Comment 5 for bug 634487

Revision history for this message
Kent Forschmiedt (kentf) wrote : Re: t1.micro instance hangs when installing sun java

Linux takes a page fault, and in the process of updating the page tables to map the new page, it needs to allocate a new "PMD", or mid-level page directory entry. The PV kernel cannot write its own page tables, Xen has to do that, so a "multicall" that encapsulates two hypercalls is dispatched to Xen:
* update_va_mapping: Map the PMD page in the guest memory and flush the mapping cache (TLB)
* mmu_update: Update the contents of the PMD page
Xen returns a fatal error which causes the guest kernel to crash.

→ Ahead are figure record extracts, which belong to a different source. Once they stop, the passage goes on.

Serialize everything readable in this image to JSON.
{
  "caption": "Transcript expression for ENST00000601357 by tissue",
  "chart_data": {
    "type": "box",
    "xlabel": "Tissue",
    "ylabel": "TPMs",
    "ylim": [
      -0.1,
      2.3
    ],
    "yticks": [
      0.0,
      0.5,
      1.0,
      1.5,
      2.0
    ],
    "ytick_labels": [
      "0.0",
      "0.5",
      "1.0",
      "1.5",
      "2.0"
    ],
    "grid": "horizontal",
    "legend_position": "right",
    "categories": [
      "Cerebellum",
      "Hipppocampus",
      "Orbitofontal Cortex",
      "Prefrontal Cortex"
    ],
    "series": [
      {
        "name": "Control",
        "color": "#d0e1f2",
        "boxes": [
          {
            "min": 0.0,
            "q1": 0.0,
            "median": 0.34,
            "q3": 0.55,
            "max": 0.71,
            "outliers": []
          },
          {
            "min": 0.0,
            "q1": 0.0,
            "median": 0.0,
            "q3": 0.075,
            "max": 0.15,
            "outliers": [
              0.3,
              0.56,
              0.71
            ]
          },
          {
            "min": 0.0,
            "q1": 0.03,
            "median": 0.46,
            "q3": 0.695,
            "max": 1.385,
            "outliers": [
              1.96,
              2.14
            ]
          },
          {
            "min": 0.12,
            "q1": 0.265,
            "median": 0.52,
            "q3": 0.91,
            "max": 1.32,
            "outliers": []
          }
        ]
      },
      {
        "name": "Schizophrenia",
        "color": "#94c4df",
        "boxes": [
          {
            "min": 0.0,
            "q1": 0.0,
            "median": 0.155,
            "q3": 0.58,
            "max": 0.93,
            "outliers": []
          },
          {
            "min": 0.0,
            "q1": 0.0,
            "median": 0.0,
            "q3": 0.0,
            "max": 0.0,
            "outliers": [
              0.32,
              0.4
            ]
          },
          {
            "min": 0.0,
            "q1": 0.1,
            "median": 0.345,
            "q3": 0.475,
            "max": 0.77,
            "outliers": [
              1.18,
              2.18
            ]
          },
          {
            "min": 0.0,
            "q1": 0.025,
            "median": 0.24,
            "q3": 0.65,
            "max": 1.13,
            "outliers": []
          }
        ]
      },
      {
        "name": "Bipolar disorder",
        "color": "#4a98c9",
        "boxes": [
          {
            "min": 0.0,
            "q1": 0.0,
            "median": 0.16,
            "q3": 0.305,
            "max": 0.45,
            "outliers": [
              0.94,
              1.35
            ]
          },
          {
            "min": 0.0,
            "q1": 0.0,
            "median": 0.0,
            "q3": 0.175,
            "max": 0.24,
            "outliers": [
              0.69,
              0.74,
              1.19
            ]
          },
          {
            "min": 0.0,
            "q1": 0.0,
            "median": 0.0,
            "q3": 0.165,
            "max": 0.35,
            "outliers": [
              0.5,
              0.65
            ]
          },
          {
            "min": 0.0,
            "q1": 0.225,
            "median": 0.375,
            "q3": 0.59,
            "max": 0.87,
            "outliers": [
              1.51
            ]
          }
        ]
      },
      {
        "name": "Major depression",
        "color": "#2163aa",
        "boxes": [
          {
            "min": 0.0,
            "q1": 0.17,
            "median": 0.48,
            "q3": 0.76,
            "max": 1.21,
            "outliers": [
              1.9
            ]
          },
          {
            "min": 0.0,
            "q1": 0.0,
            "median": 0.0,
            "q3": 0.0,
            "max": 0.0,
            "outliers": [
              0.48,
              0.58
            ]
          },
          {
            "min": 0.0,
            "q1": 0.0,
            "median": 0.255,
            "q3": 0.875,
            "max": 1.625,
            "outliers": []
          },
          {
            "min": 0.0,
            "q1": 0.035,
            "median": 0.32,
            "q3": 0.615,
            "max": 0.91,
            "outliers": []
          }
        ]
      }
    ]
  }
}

The "multicall" scheme does not return the failure status. Most of the failure paths have no logging, and the log levels are not usually tuned up enough to show anything.

The next steps are:
Turn up the Xen logging level and repro.
Add logging to all of the failure cases in the hypercalls and load the test host with the diagnostic Xen build.
Repro and see what we learn.

Some other notes:
* I wonder how easy it is to repro. I wrote some simple test programs and only got the expected out of memory errors. It may be that the memory has to run out just in time to need a new PMD. That is trickier than it sounds, because it depends on the number of virtual pages allocated vs. exactly how many have actually been touched.
* I studied the memory manager code in the Ubuntu kernel extensively and compared with other kernels that did not repro the problem. It may be that this bug exists in many, most or all versions, but needs exactly the right circumstances to trigger it.
* Good news - the micro is a single-cpu instance, so this is not a race in the guest and is almost certainly not a race in Xen.
* Some of the warning oopses in the Ubuntu 2.6.35 kernel are similar to this. I have not studied that yet.